You may have heard that the Mitsubishi Outlander Plug-in Hybrid Electric Vehicle is coming to Canada.
Three years ago, this vehicle might have been just a tick ahead of its ideal time to shine. Now, the company is, quite fairly, expecting it to lead its renaissance.
In fact, you may have heard it a few years ago.
In other words, this is by no means a new vehicle. It was launched in 2013 in other markets, most notably Europe and Japan, where it’s a stout sales performer.
But when it lands here before the end of the year, it will be new to us – and that’s not necessarily a bad thing. Three years ago, this vehicle might have been just a tick ahead of its ideal time to shine. Now, the company is, quite fairly, expecting it to lead its renaissance.
Despite the delayed launch on our shores, it will still stand as Canada’s sole mainstream plug-in hybrid SUV offering – two segments that are on serious growth trajectories in this country. And the people who would prefer to have their cake and eat it will be pleased with the product’s offerings: cargo space, upright seating, and all-wheel drive capability, alongside electric-only driving capability and affordable pricing.
In a brief five-minute test drive at the Mitsubishi Motors Okazaki Plant where it’s assembled, I found that for a Canadian family with a green conscience, the Outlander PHEV appears on its face to be a promising combination.
Propulsion is created through the combination of a 2.0L gasoline-powered engine and two 60 kW electric motors, one at the front axle and another at the rear. On the road, these units work together in three different drive modes that the vehicle selects depending on the conditions.
In EV mode, the electric motors pull power from the 80-cell, 12 kWh lithium-ion drive battery pack that sits under the passenger floor. In Europe, the Outlander’s EV-only range is rated at 54 km – a figure almost not worth quoting because the EU testing regimen is significantly different from ours, which will produce a lower number after factoring in things like more aggressive drive styles and temperature control. Something closer to 38 km is a safer bet, based on European owner reports.
The second is series mode, which is activated when the energy level in the battery pack is low or when greater acceleration is suddenly required. Then, the gas engine operates as a generator that supplies additional energy to the electric motors while also charging the battery pack.
In parallel mode, which is primarily used at speeds of 120 km/h or more or during highway cruising, the gas engine drives the front wheels while the electric motors add more power when it’s needed, such as while driving uphill. The engine feeds any excess energy back into the battery pack.
The Outlander PHEV will be capable of taking DC fast charging, which will allow it to gain an 80 percent charge in less than 30 minutes.

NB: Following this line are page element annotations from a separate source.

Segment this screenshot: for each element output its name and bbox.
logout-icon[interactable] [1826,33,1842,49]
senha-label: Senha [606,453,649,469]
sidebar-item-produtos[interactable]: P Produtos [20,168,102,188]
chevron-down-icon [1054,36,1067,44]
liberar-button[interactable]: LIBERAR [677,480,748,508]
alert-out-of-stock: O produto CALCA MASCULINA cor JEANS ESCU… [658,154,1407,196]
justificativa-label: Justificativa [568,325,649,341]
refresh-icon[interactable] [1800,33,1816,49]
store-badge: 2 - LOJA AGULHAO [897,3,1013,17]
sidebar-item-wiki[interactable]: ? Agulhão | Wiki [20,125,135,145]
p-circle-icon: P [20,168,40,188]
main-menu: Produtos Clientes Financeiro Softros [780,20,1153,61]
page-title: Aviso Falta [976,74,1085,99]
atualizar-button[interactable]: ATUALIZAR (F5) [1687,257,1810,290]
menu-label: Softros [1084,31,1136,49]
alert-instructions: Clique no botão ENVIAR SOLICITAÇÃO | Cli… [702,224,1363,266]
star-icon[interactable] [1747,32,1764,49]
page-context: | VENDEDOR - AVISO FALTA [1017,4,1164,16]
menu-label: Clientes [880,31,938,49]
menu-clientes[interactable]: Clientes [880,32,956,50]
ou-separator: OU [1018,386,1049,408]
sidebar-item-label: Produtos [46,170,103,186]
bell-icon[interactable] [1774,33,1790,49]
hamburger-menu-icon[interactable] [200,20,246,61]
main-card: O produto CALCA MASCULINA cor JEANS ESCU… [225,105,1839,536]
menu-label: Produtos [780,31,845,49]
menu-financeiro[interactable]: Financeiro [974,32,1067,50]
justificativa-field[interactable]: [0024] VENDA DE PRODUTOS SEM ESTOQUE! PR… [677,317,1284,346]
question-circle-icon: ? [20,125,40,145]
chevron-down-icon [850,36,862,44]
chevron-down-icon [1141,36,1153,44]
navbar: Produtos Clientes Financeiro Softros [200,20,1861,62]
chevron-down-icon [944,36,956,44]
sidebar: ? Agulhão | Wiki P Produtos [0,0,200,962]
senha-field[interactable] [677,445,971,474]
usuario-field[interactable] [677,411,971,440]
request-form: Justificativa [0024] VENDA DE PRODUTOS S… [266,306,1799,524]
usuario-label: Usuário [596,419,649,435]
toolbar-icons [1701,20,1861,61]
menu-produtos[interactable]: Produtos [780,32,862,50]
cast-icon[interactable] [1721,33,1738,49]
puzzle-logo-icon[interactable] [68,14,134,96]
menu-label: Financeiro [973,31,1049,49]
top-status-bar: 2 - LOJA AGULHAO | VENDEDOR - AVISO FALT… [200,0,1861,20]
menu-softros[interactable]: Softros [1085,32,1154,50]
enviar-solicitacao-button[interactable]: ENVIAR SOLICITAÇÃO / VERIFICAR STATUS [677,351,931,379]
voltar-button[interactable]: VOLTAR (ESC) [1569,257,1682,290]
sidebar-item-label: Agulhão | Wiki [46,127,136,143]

It will take an estimated eight hours to fully charge from a standard household outlet and less than four hours from a Level 2 240V charger.
All models sold in Canada will come equipped with Mitsubishi’s Super All-Wheel Control (S-AWC) system, which allows a torque split not only from the front to the rear axles but also from left to right on the front axle.
Bear in mind that I drove the Outlander PHEV for a grand total of five minutes in a controlled environment, so these impressions were gathered quickly.
That said, I did note that initial acceleration is very smooth, as is the transition between the electric motors and the gasoline engine. On an initial pass, this powertrain makes a good first impression – even if the shifting control feels a bit slotted-in and space-age.
It’s built into an aging platform, though, which means that there’s room for improvement in things like body rigidity and sound-proofing. Mitsubishi’s recent integration into the Renault-Nissan-Mitsubishi Alliance will likely take care of these points in the next generation, but that’s probably about three years out or so, at least for the PHEV version.
Pricing, Trims, and Availability
The Outlander PHEV will sell in two price lines and one package in Canada.
The base model, SE S-AWC, starts at $42,998, and is well-equipped for the price. It includes 18-inch alloy wheels, heated front seats with a power-adjustable driver’s seat, heated and power-folding side mirrors, a rear-view camera, rain-sensing front wipers with de-icer, blind-spot warning and rear cross-traffic alert, Android Auto and Apple CarPlay compatibility, SiriusXM satellite radio capability, keyless entry, among other features.
Adding the touring package brings the price up to $45,998 and adds a power sunroof, leather seat upholstery, a power-adjustable front passenger seat, heated steering wheel, LED headlamps, and LED fog lamps.
The top-tier model is the GT S-AWC, priced at $49,998, which adds on forward collision mitigation with pedestrian detection, adaptive cruise control, lane-departure warning, a multi-view camera system, a power liftgate, automatic high-beams, and a 1,500-watt power inverter that lets you use the vehicle’s battery to power household electronics such as laptops.
Interestingly, every model of the Outlander PHEV is subject to the same 10-year powertrain warranty that Mitsubishi Motors Canada offers on its entire product line-up, including the battery pack.
Buyers in Ontario will receive a provincial rebate of $9,550, while those in Quebec can claim back $4,000 and buyers in British Columbia will reclaim $2,500.
The Mitsubishi Outlander PHEV is due in Canadian dealerships before the end of 2017.